Пожалуй, только тогда на меня, нещадно толкаемого безучастными попутчиками в переполненном автобусе, с руками, занятыми ворохом твоих вещей, не имеющего возможности уцепиться за какой-нибудь поручень, обрушилось всё понимание той беды, к которой приблизилась наша семья. Столько лет мы с тобой неразлучно встречали все радости и невзгоды, и вдруг такая перспектива… Нервы мои достигли некого края, но разум, если он ещё остался у меня после всех передряг, заботливо удерживал сознание от попыток предугадать нашу с тобой незавидную судьбу.
Интересно, бывают ли судьбы счастливыми? Пожалуй, должны быть и такие! Так почему же о судьбе люди всегда вспоминают лишь в связи с какими-то бедами? Не потому ли, что несчастные судьбы нам всем стали куда привычнее счастливых?
Обалдевший от свалившейся беды, уже воспринятой мною как полноразмерное горе, я открыл квартиру и, совершенно опустошенный, уселся на тумбочку у двери.
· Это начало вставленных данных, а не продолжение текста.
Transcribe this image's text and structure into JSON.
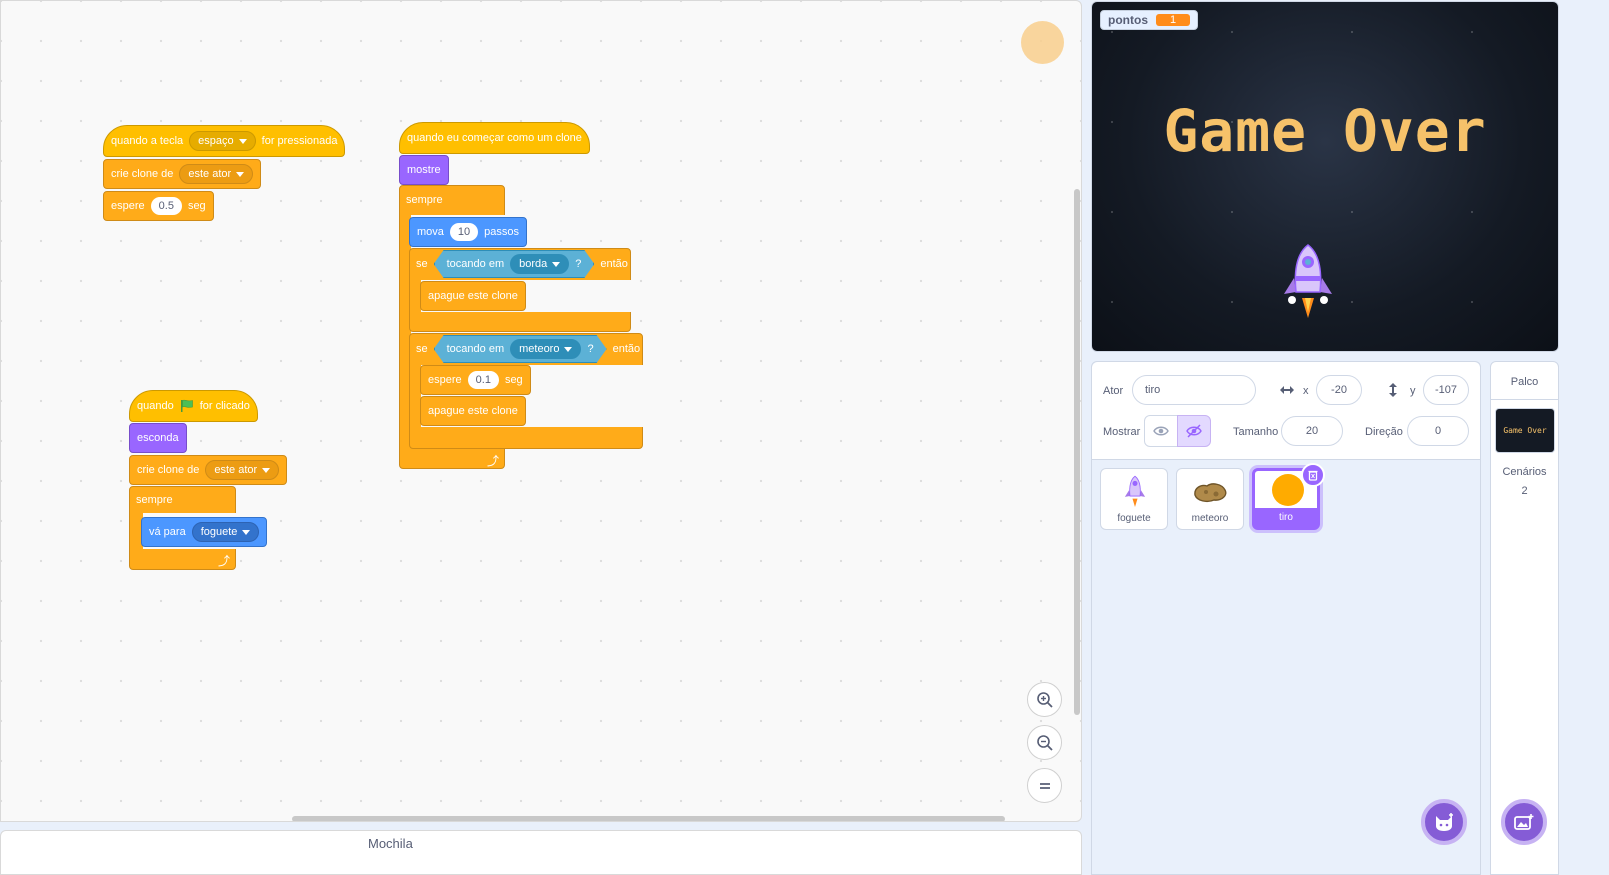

Что было дальше, вплоть до середины ночи, когда я, не раздеваясь, рухнул в полупустую постель, мне не запомнилось.
14
Оставшаяся неделя моего отпуска «без содержания», организованная по моей просьбе товарищами по кафедре сразу, как только наша история началась, зафиксировалась в моем сознании весьма туманно. Помню только, что всякий день я пытался проводить рядом с тобой в больнице, и в этом, помимо моего стремления ежеминутно видеть тебя, была и практическая необходимость: я кормил тебя из ложки, поил через трубочку, чтобы не приходилось приподнимать голову… Да что вспоминать – всё теперь лежало на мне, поскольку делать это кому-то другому, даже если оно входило в круг его служебных обязанностей, судя по всему, не хотелось, а допустить, чтобы ты в немощном состоянии хотя бы на минутку осталась без поддержки, я не мог.
Дома я что-то стирал для тебя, гладил, покупал какие-то творожки и йогурты, даже пылесосил и протирал полы, и делал это лишь потому, что раньше ты меня всегда поругивала за нелюбовь к подобной домашней работе, а теперь мне казалось, будто ты порадуешься, даже не зная о нынешних моих чудачествах.
Я всё делал как автомат, с туманной головой, которую сам каким-то образом поддерживал в странном для себя состоянии, поскольку оно мешало разыгрываться моему необузданному воображению. Не думать ни о чём было бы легче, но у меня так не получалось. Особенно трудно оказывалось к вечеру, когда становилось невозможно не замечать заправленную мною твою половину кровати, твои расчески, косметические баночки, бутылочки и тюбики, комнатные тапки и прочие многочисленные вещицы, встречающиеся в нашей квартире повсюду, тесно связанные именно с тобой и вызывающие воспоминания. Я постоянно занимал себя какими-то делами, отвлекающими сознание, но к вечеру валился вымотавшимся на диван перед телевизором и, тупо уставившись в этот магически притягивающий всех вредоносный ящик, думал о своем, конечно же, о тебе, о нас.